China apparently toned down its rhetoric, turning a deaf ear to the international community’s condemnation of Pyongyang’s missile launch late Friday night.
It only asked North Korea to “observe the United Nations Security Council (UNSC) resolutions and suspend activities that can heighten tension on the Korean Peninsula.” (……..)
On the contrary, Beijing has intensified its protest against the deployment of a U.S. Terminal High Altitude Area Defense (THAAD) battery in South Korea, after Seoul decided to install four additional launchers of the system temporarily in addition to the two that are in operation.

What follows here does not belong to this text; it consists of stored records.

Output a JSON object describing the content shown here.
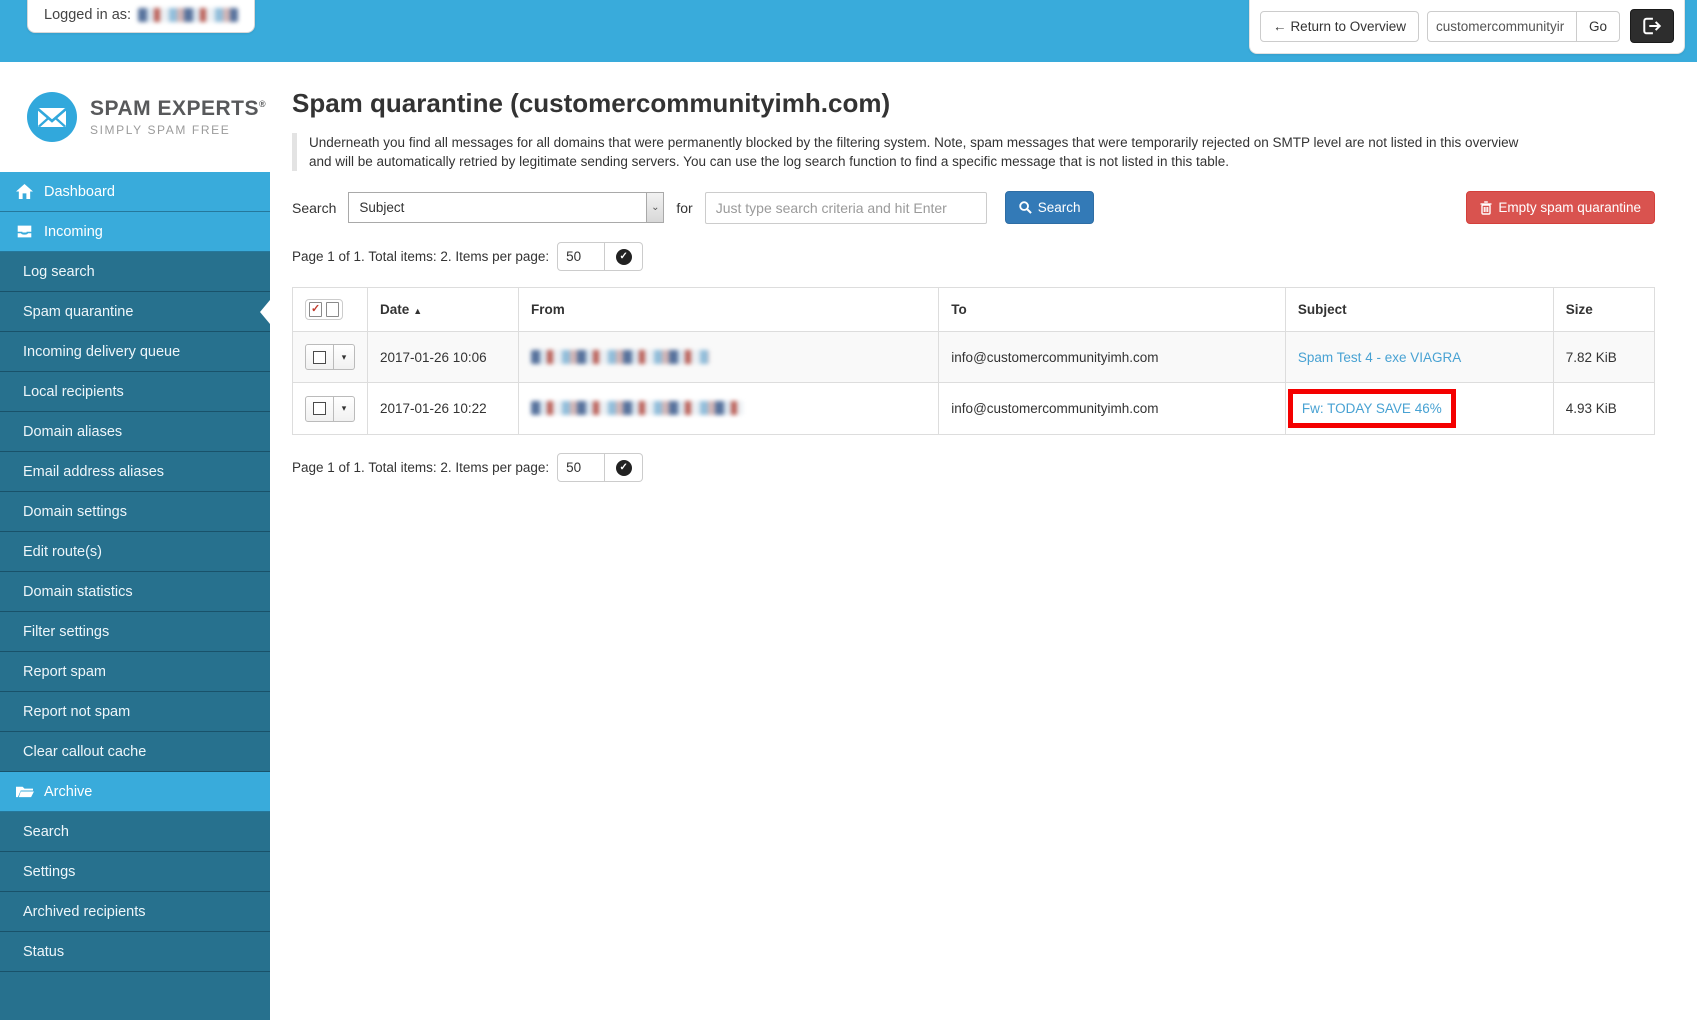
{
  "topbar": {
    "logged_in_label": "Logged in as:",
    "return_button_label": "Return to Overview",
    "return_arrow": "←",
    "domain_input_value": "customercommunityir",
    "go_button_label": "Go"
  },
  "sidebar": {
    "brand_title": "SPAM EXPERTS",
    "brand_reg": "®",
    "brand_tagline": "SIMPLY SPAM FREE",
    "items": [
      {
        "label": "Dashboard"
      },
      {
        "label": "Incoming"
      },
      {
        "label": "Log search"
      },
      {
        "label": "Spam quarantine"
      },
      {
        "label": "Incoming delivery queue"
      },
      {
        "label": "Local recipients"
      },
      {
        "label": "Domain aliases"
      },
      {
        "label": "Email address aliases"
      },
      {
        "label": "Domain settings"
      },
      {
        "label": "Edit route(s)"
      },
      {
        "label": "Domain statistics"
      },
      {
        "label": "Filter settings"
      },
      {
        "label": "Report spam"
      },
      {
        "label": "Report not spam"
      },
      {
        "label": "Clear callout cache"
      },
      {
        "label": "Archive"
      },
      {
        "label": "Search"
      },
      {
        "label": "Settings"
      },
      {
        "label": "Archived recipients"
      },
      {
        "label": "Status"
      }
    ],
    "active_item": "Spam quarantine"
  },
  "main": {
    "title": "Spam quarantine (customercommunityimh.com)",
    "description": "Underneath you find all messages for all domains that were permanently blocked by the filtering system. Note, spam messages that were temporarily rejected on SMTP level are not listed in this overview and will be automatically retried by legitimate sending servers. You can use the log search function to find a specific message that is not listed in this table.",
    "search": {
      "label": "Search",
      "selected_field": "Subject",
      "select_arrow": "⌄",
      "for_label": "for",
      "placeholder": "Just type search criteria and hit Enter",
      "button_label": "Search"
    },
    "empty_button_label": "Empty spam quarantine",
    "pagination": {
      "text": "Page 1 of 1. Total items: 2. Items per page:",
      "page_size": "50",
      "apply_glyph": "✓"
    },
    "table": {
      "headers": {
        "date": "Date",
        "sort_arrow": "▲",
        "from": "From",
        "to": "To",
        "subject": "Subject",
        "size": "Size"
      },
      "caret_glyph": "▾",
      "rows": [
        {
          "date": "2017-01-26 10:06",
          "to": "info@customercommunityimh.com",
          "subject": "Spam Test 4 - exe VIAGRA",
          "size": "7.82 KiB",
          "highlighted": false
        },
        {
          "date": "2017-01-26 10:22",
          "to": "info@customercommunityimh.com",
          "subject": "Fw: TODAY SAVE 46%",
          "size": "4.93 KiB",
          "highlighted": true
        }
      ]
    }
  },
  "colors": {
    "topbar_blue": "#39abdb",
    "sidebar_teal": "#27718e",
    "link_blue": "#48a2d3",
    "primary_button_blue": "#337ab7",
    "danger_red": "#d9534f",
    "annotation_red": "#f40000",
    "logout_dark": "#2d2d2d"
  }
}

On Saturday, the Chinese foreign ministry expressed “grave concerns” over the Moon Jae-in administration’s decision to deploy the additional THAAD launchers.
Saying it “firmly opposes” THAAD, the ministry said the U.S. missile shield “seriously” damages the balance of power in the region while violating China’s national interest. It has urged both Seoul and Washington to suspend the THAAD deployment and withdraw related equipment. (…..)
“China’s long-term goal is to weaken the U.S. influence in the Asia-Pacific region, and North Korea’s progress in ICBM technology serves its purpose,” said Yang Uk, a senior research fellow at the Korea Defense and Security Forum. “This is because Washington, jointly with Seoul and Tokyo, will have to spend extra time and money against Pyongyang’s ICBMs while Beijing can go ahead with its plan to flex its muscles in the region. It’s no wonder China did not criticize Pyongyang as harshly as it did Seoul.”
“Under these circumstances, I must say China is colluding with North Korea and is being negligent in its duty as a permanent member of the UNSC,” a researcher at the Sejong Institute said on condition of anonymity. [Korea Times]
You can read more at the link, but you have to love the claim from China that THAAD harms their national interests. North Korean ICBMs do much more to harm the ROK and the United States’ national interests which China clearly does not care about.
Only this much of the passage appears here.